In the past I’ve talked about how 2014 was a hard year for me. My father got sick and died that year. But it was also the year I got pregnant and had a miscarriage. I have never written about it. I lost my pregnancy at about 12 weeks—just when we thought we’d share the news with our friends.
It was the holiday season and I had placed an extra tiny stocking on our tree. The day after Christmas, we had a scan at our OBGYN that showed no heartbeat. What followed was almost more awful: several more scans and tests to confirm. During each exam I was hopeful that there’d been a mistake. But that was not the case.
It’s a strange pain to grieve for someone you’ll never know. If everything had gone well, we’d have a two-year old and five-year-old in our home. Julia would have been a great big sister. The reason I felt compelled to write about it today is that October 15 is pregnancy and infant loss awareness day. I’ve seen this day come and go, when I didn’t want to think about it. But I remember how I felt when everything was happening—how I scoured the internet for similar stories, for women articulating similar pain. I want this to be one of those stories.
I read about “rainbow babies” (the one you wouldn’t otherwise have had) but in my case, I didn’t want to get pregnant again, at least not for a long time. I too was subjected to messages that sought to comfort me but just deepened my pain. “You can always get pregnant again.” “At least it happened early.” Minimizing loss doesn’t help the hurt.

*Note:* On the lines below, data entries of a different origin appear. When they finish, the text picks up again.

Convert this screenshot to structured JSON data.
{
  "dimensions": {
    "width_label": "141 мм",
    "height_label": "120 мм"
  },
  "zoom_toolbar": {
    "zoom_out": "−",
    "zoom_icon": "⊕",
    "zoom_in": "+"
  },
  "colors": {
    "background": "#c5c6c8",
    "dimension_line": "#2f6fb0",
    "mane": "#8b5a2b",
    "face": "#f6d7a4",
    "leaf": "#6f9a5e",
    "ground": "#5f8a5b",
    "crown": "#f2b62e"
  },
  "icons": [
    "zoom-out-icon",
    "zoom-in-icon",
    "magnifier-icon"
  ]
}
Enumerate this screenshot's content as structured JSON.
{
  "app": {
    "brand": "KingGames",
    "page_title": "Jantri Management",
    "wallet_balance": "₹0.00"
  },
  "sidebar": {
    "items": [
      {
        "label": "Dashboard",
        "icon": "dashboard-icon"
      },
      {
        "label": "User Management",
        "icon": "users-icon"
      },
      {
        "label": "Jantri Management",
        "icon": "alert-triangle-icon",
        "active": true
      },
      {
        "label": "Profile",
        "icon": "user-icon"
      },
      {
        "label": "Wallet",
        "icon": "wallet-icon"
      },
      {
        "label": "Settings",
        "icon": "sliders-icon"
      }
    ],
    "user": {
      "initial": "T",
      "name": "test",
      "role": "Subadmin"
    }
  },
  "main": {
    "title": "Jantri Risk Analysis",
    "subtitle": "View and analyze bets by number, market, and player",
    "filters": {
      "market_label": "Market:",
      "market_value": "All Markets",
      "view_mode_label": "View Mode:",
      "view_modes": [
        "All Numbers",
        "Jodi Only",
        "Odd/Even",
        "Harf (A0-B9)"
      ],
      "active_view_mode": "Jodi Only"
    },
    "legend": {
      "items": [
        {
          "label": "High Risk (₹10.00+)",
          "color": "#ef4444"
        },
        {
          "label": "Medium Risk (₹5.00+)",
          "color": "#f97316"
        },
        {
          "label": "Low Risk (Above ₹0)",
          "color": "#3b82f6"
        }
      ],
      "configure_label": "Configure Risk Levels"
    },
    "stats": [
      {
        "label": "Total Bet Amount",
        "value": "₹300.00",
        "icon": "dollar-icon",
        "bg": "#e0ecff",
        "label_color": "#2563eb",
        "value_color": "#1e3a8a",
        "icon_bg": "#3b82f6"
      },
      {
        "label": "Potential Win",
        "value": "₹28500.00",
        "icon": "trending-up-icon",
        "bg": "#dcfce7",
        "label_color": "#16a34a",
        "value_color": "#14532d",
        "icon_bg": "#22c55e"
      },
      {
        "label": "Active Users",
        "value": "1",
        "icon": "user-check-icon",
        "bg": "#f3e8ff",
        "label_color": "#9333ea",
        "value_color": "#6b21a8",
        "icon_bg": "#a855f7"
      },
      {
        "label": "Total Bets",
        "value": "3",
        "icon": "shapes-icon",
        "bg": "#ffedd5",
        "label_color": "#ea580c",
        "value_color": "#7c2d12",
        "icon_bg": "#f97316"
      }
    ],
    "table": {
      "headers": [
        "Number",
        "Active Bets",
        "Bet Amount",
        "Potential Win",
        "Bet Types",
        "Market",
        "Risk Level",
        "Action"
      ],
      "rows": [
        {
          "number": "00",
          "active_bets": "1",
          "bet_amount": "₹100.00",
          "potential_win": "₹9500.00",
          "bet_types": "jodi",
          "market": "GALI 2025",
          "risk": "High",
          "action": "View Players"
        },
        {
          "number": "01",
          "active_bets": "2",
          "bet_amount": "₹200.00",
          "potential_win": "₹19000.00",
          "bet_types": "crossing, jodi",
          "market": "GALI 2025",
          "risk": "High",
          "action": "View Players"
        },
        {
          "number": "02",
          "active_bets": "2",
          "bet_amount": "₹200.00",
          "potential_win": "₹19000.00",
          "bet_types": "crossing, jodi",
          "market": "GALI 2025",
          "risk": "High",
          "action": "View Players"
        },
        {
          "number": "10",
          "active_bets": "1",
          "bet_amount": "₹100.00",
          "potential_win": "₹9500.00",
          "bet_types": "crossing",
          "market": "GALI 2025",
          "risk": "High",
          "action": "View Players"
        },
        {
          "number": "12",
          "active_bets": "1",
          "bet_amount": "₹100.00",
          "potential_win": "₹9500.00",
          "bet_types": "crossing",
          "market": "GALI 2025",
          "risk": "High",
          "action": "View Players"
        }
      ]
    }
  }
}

Oh, and if you happen to know someone in the midst of this kind of grief, it’s better to say “I’m so sorry, but I’m here for you”—and actually be there for them.
In the years since my loss, my life has grown in different directions. I’m grateful for all the yoga, meditation, the solace of the mountains, and long walks—basically everything that helped me find clarity when I most needed it. I feel exceptionally fortunate to have Julia for a daughter and for my wonderful husband, who has been trekking alongside me in more ways than one.
This past year we thought about having another baby. And no, I’m not pregnant—this isn’t that kind of post, sorry. But if we end up being a one-child family, I guess we’ll have to deal with having been blessed beyond imagination just once.
I read a while back that when you’re done growing babies, you have to grow something else. That’s where I am now. But I can also say that I’m OK again. Grief is like being tossed into an ocean but I’m no longer in the waves. I’m at the edge of the water looking out onto an expanse. And I’m not alone; perhaps you are standing next to me. And if you are, I’m holding your hand.
Without a happy rainbow to end my story, I’ve been unsure how to convey this experience. But then today I saw it. It was in a heartfelt post by Hurrah for Gin, an otherwise L-O-L parenting site (and book.) Today, her post ended with the notion of having a star in your life no one else can see. The metaphor is perfect.
The baby I would have had, but didn’t, brought several things into the light—namely, how lucky I am for my little family and the moments we’ve shared together. Today, I’m thankful for the starlight.